There are various kinds of cocktail parties. Those at which you have turned up over or under dressed and seem to have a piece of cellophane in your throat that deliberately garbles all the parts of speech that would have sounded oh so perfect if only it wasn't there. This party oftentimes ends with you reviewing Eliot's Cocktail Party in your head and convincing yourself that the reason you don't say much is because you mean so much more when you are not actually saying it.
But there are those parties, dinners, lunches that actually go well. You are dressed just right and the food is fine. You are the right level of drunk, and have just around enough money in your pocket to pay for it. You know how it is when friends sit around and chat over a meal or drinks? You're all picking at the peanuts, passing the celery sticks around, swigging at the beer, talking about everything from memories to dysfunctional families, to being the black sheep, etc etc, and suddenly some wise guy comes up with the stone in the puddle.
"Did you catch the Kurosawa retrospective at the Third Eye?"
There is invariably a split second of silence in which I catch my breath and hope someone else will burst out laughing the instant I do and go "Kuro WHAT...?". But that invariably never happens (please note my OCD word has moved on from quintessential to invariably). While I wait, those around quickly recover any damaged poise. They haul the keeling ship upright, look the dastardly conversationalist in the eye and say, "Oh, no, I've been too busy this time, but have you watched XYZ?"
The conversationalist will invariably say "Oh, not really. In fact, I haven't heard of that one... I wonder how...". And the Defender of the Fallen will say " Oh, that';s because it's one of his early films. Made underground, before he caught the critics' eye with UVW. Very few actually have.."

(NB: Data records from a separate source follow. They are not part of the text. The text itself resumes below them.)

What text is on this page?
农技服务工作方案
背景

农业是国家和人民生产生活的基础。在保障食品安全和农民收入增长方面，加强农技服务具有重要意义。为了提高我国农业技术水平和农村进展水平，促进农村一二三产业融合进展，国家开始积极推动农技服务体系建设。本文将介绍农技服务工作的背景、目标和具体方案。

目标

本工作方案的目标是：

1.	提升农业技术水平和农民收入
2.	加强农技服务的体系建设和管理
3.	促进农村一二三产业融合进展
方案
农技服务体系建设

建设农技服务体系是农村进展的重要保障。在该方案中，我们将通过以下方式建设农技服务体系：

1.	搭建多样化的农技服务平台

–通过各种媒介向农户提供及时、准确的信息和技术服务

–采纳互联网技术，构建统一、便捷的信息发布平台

The Perpetrator and Defender then invariably have a long drawn out conversation that excludes most other gaping members even if they number not more than one (invariably me) in bold, striding tones of voice that include words such as 'angle', 'perspective', 'objective', 'protagonist', 'cultural metamorphosis' and 'fascinating' the latter spoken in at least three varying tones of voice.
Please note that during this large pause in time for the rest of us, these two by-now partners-in-crime will never make eye contact with the rest of the team, some of whom may have at various points weakly tried to join in the conversation and failed much like the last refugees in the camp trying to clamber into the by-now speeding truck. They fall back to the table and pick at the crumbs, wistfully thinking about and envious of the fantastic intellectual spread the rest of them will be enjoying by this point in time.

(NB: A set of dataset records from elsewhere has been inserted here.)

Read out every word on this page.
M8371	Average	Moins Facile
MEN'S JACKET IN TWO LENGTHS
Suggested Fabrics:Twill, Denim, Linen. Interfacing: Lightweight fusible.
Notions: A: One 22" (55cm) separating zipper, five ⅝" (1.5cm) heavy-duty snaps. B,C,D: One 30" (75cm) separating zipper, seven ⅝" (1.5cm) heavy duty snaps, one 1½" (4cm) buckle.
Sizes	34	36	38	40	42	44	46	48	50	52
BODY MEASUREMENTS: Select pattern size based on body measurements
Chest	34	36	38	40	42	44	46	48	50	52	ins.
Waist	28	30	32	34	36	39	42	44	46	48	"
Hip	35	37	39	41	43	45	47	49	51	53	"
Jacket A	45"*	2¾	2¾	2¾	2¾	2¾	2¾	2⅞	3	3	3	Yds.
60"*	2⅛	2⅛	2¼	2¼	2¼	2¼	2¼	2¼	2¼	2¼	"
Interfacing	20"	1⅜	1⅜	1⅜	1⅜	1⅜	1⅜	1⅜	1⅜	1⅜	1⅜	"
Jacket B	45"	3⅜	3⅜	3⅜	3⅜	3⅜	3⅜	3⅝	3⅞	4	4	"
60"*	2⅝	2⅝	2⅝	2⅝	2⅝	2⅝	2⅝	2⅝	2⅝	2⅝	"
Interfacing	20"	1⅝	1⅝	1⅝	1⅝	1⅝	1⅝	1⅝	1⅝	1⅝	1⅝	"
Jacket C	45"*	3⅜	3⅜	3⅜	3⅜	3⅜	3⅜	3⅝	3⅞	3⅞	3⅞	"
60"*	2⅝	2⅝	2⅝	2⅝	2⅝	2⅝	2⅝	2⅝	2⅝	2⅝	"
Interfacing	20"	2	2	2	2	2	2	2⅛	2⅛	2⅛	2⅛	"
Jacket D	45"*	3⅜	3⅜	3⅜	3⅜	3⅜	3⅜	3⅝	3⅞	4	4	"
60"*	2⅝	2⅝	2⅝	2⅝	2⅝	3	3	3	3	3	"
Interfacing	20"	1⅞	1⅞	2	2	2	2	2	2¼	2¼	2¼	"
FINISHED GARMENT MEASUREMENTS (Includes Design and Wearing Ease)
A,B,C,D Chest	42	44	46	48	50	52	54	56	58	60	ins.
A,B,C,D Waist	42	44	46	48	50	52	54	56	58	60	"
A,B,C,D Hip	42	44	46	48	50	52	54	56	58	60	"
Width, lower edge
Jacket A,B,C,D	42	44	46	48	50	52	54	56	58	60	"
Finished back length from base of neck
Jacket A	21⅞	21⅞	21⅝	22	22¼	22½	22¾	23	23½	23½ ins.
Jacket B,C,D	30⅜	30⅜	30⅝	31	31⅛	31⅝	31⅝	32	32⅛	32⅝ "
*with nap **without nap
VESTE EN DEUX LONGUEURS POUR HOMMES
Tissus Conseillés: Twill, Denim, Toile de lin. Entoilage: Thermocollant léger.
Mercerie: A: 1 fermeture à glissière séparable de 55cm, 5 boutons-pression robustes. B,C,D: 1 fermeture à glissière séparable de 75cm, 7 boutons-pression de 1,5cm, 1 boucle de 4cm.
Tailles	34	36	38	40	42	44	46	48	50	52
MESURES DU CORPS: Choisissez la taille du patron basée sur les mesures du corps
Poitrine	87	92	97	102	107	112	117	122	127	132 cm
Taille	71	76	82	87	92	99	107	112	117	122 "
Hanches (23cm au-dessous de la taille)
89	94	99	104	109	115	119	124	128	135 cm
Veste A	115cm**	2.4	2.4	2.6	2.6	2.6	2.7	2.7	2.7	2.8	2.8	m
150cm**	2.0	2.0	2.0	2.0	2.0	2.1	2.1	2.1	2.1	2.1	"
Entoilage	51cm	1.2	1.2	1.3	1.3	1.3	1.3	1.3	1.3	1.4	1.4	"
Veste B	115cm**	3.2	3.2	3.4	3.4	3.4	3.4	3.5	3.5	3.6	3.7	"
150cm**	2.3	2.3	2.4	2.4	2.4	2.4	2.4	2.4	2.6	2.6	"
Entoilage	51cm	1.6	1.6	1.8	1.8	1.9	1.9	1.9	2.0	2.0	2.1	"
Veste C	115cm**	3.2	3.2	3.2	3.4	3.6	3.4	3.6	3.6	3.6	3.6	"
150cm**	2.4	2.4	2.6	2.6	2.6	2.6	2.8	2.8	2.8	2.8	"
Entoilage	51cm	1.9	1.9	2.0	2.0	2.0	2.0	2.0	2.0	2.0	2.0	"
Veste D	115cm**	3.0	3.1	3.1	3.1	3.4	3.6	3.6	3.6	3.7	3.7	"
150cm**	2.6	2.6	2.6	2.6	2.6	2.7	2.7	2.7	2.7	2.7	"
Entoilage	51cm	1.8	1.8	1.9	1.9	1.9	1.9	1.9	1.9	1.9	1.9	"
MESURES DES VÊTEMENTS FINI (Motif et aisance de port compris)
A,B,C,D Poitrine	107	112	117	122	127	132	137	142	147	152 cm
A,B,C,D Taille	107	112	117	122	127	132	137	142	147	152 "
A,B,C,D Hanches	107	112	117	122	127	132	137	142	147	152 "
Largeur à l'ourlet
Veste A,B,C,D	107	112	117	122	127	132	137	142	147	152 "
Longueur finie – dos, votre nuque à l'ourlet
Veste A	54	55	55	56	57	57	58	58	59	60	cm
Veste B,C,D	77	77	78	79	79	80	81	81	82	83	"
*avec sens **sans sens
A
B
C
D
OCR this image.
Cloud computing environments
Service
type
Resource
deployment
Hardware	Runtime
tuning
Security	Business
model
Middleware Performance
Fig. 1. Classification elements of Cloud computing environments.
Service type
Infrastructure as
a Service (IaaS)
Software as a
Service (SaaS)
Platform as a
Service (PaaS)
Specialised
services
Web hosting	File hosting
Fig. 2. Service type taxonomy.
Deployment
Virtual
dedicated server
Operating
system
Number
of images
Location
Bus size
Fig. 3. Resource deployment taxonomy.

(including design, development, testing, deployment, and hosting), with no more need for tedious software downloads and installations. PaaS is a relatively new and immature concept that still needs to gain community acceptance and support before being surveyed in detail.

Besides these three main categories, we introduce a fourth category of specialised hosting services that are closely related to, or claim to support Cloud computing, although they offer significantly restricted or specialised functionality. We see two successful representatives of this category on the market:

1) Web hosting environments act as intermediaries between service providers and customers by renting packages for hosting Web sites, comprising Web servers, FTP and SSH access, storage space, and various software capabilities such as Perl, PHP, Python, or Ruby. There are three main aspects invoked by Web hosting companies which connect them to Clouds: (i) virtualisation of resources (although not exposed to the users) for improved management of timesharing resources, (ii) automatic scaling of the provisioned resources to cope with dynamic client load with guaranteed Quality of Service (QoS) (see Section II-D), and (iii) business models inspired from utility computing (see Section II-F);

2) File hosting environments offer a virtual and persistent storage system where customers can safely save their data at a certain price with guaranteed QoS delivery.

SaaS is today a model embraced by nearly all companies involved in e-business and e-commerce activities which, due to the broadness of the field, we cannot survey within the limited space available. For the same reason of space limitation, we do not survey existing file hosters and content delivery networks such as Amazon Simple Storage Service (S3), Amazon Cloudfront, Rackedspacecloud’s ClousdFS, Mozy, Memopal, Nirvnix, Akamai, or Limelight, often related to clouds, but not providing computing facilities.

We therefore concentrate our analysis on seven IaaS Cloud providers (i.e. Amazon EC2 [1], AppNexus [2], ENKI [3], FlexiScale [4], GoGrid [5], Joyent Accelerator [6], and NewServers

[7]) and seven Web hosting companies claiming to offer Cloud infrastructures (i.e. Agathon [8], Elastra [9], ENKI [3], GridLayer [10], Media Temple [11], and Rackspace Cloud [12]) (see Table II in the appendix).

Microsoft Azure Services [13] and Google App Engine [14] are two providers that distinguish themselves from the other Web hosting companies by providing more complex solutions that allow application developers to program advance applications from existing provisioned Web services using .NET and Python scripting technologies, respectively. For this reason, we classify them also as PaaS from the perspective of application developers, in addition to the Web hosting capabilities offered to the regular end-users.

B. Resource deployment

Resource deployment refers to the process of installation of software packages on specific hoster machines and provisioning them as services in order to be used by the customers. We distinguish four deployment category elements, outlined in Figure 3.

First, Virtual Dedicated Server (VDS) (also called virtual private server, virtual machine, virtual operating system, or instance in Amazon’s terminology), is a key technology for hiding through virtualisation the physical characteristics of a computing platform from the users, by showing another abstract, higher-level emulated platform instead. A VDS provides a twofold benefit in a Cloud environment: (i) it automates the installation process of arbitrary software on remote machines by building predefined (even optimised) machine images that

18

After this the dinner or round of drinks is effectively ruined, having set two of the team above the rest and their resumed jocularity a pathetic dry piece of bread tossed back at snarling humanity in sympathy. I hate this breed of interrupted intellectuals at the dinner table.

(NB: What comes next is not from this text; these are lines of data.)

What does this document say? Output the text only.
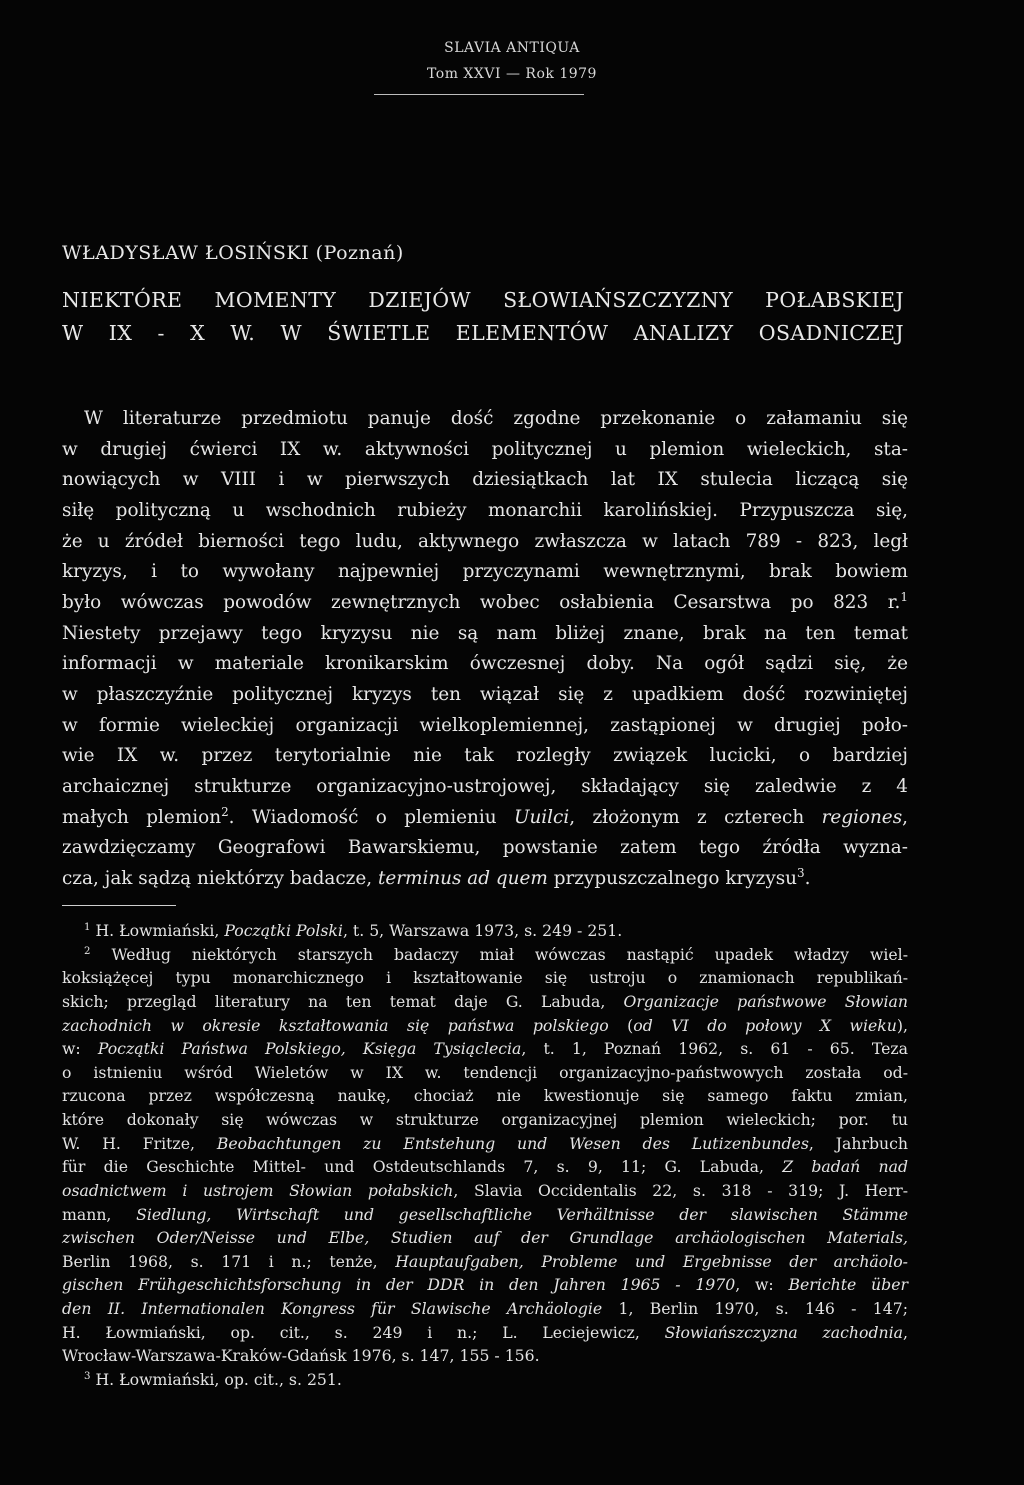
SLAVIA ANTIQUA
Tom XXVI — Rok 1979
WŁADYSŁAW ŁOSIŃSKI (Poznań)
NIEKTÓRE MOMENTY DZIEJÓW SŁOWIAŃSZCZYZNY POŁABSKIEJ
W IX - X W. W ŚWIETLE ELEMENTÓW ANALIZY OSADNICZEJ
W literaturze przedmiotu panuje dość zgodne przekonanie o załamaniu się
w drugiej ćwierci IX w. aktywności politycznej u plemion wieleckich, sta-
nowiących w VIII i w pierwszych dziesiątkach lat IX stulecia liczącą się
siłę polityczną u wschodnich rubieży monarchii karolińskiej. Przypuszcza się,
że u źródeł bierności tego ludu, aktywnego zwłaszcza w latach 789 - 823, legł
kryzys, i to wywołany najpewniej przyczynami wewnętrznymi, brak bowiem
było wówczas powodów zewnętrznych wobec osłabienia Cesarstwa po 823 r.$^1$
Niestety przejawy tego kryzysu nie są nam bliżej znane, brak na ten temat
informacji w materiale kronikarskim ówczesnej doby. Na ogół sądzi się, że
w płaszczyźnie politycznej kryzys ten wiązał się z upadkiem dość rozwiniętej
w formie wieleckiej organizacji wielkoplemiennej, zastąpionej w drugiej poło-
wie IX w. przez terytorialnie nie tak rozległy związek lucicki, o bardziej
archaicznej strukturze organizacyjno-ustrojowej, składający się zaledwie z 4
małych plemion$^2$. Wiadomość o plemieniu Uuilci, złożonym z czterech regiones,
zawdzięczamy Geografowi Bawarskiemu, powstanie zatem tego źródła wyzna-
cza, jak sądzą niektórzy badacze, terminus ad quem przypuszczalnego kryzysu$^3$.
$^1$ H. Łowmiański, Początki Polski, t. 5, Warszawa 1973, s. 249 - 251.
$^2$ Według niektórych starszych badaczy miał wówczas nastąpić upadek władzy wiel-
koksiążęcej typu monarchicznego i kształtowanie się ustroju o znamionach republikań-
skich; przegląd literatury na ten temat daje G. Labuda, Organizacje państwowe Słowian
zachodnich w okresie kształtowania się państwa polskiego (od VI do połowy X wieku),
w: Początki Państwa Polskiego, Księga Tysiąclecia, t. 1, Poznań 1962, s. 61 - 65. Teza
o istnieniu wśród Wieletów w IX w. tendencji organizacyjno-państwowych została od-
rzucona przez współczesną naukę, chociaż nie kwestionuje się samego faktu zmian,
które dokonały się wówczas w strukturze organizacyjnej plemion wieleckich; por. tu
W. H. Fritze, Beobachtungen zu Entstehung und Wesen des Lutizenbundes, Jahrbuch
für die Geschichte Mittel- und Ostdeutschlands 7, s. 9, 11; G. Labuda, Z badań nad
osadnictwem i ustrojem Słowian połabskich, Slavia Occidentalis 22, s. 318 - 319; J. Herr-
mann, Siedlung, Wirtschaft und gesellschaftliche Verhältnisse der slawischen Stämme
zwischen Oder/Neisse und Elbe, Studien auf der Grundlage archäologischen Materials,
Berlin 1968, s. 171 i n.; tenże, Hauptaufgaben, Probleme und Ergebnisse der archäolo-
gischen Frühgeschichtsforschung in der DDR in den Jahren 1965 - 1970, w: Berichte über
den II. Internationalen Kongress für Slawische Archäologie 1, Berlin 1970, s. 146 - 147;
H. Łowmiański, op. cit., s. 249 i n.; L. Leciejewicz, Słowiańszczyzna zachodnia,
Wrocław-Warszawa-Kraków-Gdańsk 1976, s. 147, 155 - 156.
$^3$ H. Łowmiański, op. cit., s. 251.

but the worst of such scenarios is yet to come. Having been thus humiliated at many an informal cocktail party, there is one lesson I still have failed to learn. I invariably return to my little den that night and vow never to not know Kurosawa again. I google him, I stalk him in the entertainment listings, I shemaroo him and sniff him out in friendly DVD home libraries, and arm myself with conversational tidbits that would stun the most stalworthy... but the topic just never comes up again. I wait, I tap my toes through time, but no one at any part since then brings up Kurosawa. Fed up with the load of brain luggage, I weakly attempt to introduce him into a party where they are discussing Warhol. A few glares and a couple of refugee like scrambles later, I am back in the tent, this time reading Warhol, and eternally waiting with blank screen anxiety in the midst of words beyond my depth, for the topic that never turns up.

Monday, October 24, 2005

Getting on the treadmill

This is the blog of a writer with nothing to say. Of course, when Seinfeld had nothing to say, he minted a million bucks out of it. This, please note, is not that kind of nothing to say. This nothing to say comes from a piercingly sharp inability to figure out the world around one in a manner that is say, different from the average writer-journalist-author's published inability to do so.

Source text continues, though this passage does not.